Friday, May 16, 2008

Vigilant--Evermore

Her soul mate turned killer, and she was his prey.

They were married 21 years, and many of them were wonderful years, years she looks back on with nostalgia for the goodness and for the unexpected, miracle child born when they didn’t think they could have children.

She remembers that the day she became pregnant, he changed. He stopped sleeping with her. He stayed drunk and high on drugs. He quit his job and refused to go back to work the entire time she was pregnant and for the first years of their child’s life.

She was in shock. Along with the challenges of a first baby—little sleep and a post-partum body in recovery from pregnancy—they were in financial crisis.

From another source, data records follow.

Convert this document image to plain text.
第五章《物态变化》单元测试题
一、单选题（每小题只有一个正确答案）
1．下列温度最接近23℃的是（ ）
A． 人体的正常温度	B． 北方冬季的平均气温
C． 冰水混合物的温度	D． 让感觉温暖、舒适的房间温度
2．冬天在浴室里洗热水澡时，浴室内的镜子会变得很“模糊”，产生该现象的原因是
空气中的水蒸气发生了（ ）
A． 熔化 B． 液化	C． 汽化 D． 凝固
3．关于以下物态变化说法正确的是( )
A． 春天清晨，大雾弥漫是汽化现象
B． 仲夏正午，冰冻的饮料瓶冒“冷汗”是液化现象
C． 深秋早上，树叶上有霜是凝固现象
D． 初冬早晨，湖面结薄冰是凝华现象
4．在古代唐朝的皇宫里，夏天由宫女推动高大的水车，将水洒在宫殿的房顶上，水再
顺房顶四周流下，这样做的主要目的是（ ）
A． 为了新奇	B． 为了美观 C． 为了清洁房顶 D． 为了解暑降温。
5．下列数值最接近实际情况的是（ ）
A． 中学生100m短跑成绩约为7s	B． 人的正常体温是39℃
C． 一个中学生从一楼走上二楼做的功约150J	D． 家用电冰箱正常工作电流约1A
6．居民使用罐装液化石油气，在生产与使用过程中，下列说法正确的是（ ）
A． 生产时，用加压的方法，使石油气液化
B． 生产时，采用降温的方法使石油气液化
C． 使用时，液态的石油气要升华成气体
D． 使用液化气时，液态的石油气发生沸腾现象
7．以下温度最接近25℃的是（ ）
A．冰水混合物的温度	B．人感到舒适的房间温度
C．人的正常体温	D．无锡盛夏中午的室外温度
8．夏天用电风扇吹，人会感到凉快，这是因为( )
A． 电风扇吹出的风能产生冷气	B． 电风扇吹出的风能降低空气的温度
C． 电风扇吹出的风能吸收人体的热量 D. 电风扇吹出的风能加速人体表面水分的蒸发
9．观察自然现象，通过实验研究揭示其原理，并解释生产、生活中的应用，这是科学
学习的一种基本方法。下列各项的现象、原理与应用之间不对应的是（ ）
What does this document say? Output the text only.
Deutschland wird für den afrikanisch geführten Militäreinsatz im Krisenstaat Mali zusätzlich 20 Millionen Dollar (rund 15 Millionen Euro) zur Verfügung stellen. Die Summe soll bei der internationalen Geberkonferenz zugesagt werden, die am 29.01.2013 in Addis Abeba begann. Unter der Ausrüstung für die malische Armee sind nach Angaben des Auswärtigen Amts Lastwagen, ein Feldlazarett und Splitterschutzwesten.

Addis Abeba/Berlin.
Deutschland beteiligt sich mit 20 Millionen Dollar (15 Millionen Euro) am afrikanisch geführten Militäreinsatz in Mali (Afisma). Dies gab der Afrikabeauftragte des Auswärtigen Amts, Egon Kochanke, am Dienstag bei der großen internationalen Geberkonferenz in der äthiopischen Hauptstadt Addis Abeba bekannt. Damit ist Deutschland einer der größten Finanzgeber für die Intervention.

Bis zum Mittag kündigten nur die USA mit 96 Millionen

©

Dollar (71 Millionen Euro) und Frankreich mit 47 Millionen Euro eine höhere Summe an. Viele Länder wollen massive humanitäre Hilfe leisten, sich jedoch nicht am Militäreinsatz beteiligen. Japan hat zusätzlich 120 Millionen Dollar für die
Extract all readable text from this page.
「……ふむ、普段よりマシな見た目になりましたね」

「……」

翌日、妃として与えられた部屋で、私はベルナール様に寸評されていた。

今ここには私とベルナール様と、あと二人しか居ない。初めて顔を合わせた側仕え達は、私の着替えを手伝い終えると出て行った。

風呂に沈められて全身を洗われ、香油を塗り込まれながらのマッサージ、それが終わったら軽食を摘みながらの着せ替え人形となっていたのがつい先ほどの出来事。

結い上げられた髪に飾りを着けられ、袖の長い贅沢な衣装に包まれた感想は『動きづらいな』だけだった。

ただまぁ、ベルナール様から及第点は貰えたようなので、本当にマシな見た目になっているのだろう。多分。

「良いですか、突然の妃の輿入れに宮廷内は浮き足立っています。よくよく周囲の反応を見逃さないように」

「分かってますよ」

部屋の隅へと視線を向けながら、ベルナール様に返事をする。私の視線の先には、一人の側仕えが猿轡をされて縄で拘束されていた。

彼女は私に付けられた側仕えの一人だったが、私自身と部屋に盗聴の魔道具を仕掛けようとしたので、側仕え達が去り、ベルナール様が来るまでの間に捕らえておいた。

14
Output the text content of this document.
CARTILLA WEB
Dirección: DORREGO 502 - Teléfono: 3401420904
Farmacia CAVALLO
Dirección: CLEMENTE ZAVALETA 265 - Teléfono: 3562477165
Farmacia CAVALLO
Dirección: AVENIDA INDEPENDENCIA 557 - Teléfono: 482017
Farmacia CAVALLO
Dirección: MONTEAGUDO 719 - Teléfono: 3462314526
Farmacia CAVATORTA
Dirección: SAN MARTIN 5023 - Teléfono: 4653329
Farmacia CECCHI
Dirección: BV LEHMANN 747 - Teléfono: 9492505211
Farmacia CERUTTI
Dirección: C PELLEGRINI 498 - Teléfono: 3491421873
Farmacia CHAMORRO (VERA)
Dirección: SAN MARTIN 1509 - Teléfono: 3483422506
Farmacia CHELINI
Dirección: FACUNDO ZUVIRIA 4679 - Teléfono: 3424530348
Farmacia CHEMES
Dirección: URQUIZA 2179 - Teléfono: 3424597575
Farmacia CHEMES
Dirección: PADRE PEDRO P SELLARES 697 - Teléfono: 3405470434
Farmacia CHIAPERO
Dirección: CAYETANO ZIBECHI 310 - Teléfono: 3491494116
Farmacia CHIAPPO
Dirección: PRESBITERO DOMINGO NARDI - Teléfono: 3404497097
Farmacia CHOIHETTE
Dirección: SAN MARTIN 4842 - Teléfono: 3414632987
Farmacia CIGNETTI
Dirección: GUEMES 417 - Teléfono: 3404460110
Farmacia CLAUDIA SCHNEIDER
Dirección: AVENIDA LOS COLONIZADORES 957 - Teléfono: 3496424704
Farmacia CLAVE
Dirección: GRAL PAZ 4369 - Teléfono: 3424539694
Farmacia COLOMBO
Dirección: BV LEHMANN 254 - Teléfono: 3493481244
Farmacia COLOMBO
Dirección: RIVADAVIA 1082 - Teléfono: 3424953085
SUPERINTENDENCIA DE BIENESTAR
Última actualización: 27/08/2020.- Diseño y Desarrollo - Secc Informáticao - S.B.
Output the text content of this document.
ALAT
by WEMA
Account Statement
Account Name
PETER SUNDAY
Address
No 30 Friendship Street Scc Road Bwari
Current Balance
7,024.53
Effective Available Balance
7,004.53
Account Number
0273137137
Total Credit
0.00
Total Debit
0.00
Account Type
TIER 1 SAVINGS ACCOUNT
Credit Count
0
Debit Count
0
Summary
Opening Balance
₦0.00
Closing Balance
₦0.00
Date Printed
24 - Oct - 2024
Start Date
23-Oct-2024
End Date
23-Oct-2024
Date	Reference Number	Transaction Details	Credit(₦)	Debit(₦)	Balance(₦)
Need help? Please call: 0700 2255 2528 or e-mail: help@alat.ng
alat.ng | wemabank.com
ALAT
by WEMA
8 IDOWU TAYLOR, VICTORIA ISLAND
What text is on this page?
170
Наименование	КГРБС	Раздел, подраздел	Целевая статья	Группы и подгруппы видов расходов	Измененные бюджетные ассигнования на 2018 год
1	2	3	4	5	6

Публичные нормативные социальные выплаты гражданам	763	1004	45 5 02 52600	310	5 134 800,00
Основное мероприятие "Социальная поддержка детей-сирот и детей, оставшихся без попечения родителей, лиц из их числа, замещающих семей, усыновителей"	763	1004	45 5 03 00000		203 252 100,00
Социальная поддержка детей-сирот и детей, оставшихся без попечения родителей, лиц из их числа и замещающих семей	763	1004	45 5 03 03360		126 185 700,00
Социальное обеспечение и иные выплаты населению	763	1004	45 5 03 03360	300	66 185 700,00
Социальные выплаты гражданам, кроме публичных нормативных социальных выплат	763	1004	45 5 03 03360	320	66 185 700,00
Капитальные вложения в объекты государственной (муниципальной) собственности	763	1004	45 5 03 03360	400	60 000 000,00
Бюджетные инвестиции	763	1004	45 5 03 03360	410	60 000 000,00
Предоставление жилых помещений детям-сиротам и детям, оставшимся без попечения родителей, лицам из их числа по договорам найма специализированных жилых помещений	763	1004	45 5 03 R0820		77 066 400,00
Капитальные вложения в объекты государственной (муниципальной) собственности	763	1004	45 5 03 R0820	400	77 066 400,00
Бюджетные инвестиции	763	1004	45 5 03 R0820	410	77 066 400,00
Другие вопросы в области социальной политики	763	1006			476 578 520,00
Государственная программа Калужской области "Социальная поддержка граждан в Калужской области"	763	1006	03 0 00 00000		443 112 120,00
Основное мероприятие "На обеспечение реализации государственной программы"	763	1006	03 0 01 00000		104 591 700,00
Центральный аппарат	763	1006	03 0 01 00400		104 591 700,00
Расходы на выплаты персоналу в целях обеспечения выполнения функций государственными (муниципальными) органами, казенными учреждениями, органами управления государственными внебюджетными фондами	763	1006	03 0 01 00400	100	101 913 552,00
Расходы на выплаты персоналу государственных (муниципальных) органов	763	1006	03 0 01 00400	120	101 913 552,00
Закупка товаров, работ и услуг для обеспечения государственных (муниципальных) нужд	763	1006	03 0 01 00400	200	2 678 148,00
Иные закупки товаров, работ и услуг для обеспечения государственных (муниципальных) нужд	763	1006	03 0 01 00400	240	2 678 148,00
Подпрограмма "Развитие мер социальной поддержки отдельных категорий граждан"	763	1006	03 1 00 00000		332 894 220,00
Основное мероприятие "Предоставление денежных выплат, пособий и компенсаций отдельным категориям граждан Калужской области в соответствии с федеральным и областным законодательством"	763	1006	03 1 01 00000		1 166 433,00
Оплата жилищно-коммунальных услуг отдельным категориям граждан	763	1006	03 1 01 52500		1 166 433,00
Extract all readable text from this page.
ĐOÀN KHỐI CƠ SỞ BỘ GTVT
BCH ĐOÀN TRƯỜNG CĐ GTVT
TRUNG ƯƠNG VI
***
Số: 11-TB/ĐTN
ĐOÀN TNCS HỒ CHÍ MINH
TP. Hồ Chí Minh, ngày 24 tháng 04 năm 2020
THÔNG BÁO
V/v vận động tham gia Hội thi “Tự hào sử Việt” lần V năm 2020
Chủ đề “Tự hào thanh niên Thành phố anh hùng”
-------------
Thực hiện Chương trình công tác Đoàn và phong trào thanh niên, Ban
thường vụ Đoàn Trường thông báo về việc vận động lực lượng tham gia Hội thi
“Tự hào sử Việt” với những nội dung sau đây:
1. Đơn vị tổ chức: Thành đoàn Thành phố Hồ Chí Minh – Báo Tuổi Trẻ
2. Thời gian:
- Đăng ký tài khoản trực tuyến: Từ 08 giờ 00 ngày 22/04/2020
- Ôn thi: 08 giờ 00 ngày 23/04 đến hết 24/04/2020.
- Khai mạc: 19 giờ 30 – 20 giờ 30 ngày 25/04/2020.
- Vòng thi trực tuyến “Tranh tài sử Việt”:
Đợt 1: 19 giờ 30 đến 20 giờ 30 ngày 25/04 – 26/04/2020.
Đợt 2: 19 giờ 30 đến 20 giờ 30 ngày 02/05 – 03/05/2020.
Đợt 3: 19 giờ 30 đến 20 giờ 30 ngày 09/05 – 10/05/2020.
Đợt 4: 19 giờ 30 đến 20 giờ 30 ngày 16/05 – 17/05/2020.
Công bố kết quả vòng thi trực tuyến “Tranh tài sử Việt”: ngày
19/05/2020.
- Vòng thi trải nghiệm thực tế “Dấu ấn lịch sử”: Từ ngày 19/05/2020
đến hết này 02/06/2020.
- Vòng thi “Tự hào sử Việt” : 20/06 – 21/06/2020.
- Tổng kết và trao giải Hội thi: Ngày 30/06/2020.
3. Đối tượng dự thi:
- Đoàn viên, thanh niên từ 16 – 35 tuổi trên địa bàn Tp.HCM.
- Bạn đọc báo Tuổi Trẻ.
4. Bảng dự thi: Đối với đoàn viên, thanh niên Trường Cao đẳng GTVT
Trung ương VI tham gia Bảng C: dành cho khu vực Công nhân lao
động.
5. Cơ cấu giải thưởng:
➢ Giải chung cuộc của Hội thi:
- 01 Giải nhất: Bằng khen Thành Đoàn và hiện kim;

So she went to work when the baby was 4 weeks old.

He was responsible for the baby while she was working. But one day she came home to find the baby under the bed, its head caught in the open box springs, and her husband passed out on top the bed.

He verbally abused her and the abuse increased after their child was born. He accused her of being an incompetent mother. His approach to child-rearing was to treat his toddler as a best friend. She knew the child needed a father. The tension grew.

This family of three lived in her inherited mobile home on family property. Very suddenly one day, she sensed that death was coming. She left, taking their child, the child’s night-night Barney, a basket of laundry and $200 set aside for the house payment. Her vehicle was not street-legal, she had no job, and no real plan. She reached a relative who put her and her child in a motel room for the night.

She got a protective order and started divorce proceedings. She and her child moved back into the mobile home. Her husband stalked her, vandalized her vehicle, and lit fires around the mobile home while they were asleep inside. He continued drinking and drugging, and was in and out of jail. He finally broke into the house and was apprehended by the police, went to jail and received a 10-years sentence for a first-time felony.

Support from HCWC helped this client put her life in order. She got a job, set up a home, and bought a car. She has been committed to learning new skills through counseling, both as an individual and as a member of a support group. Children’s counseling helped correct behavior her child had learned as a result of living with an alcoholic parent.

Eventually, this client met a wonderful man and married again. After nine years of marriage, when that man abused her, she knew what to do. Though shaken, she still left, and she took along her self-esteem, a vehicle, a job, and knowledge of how to set up a household for herself and her child. She says today that her only mistake was to minimize the verbal abuse she experienced the past few years in this relationship.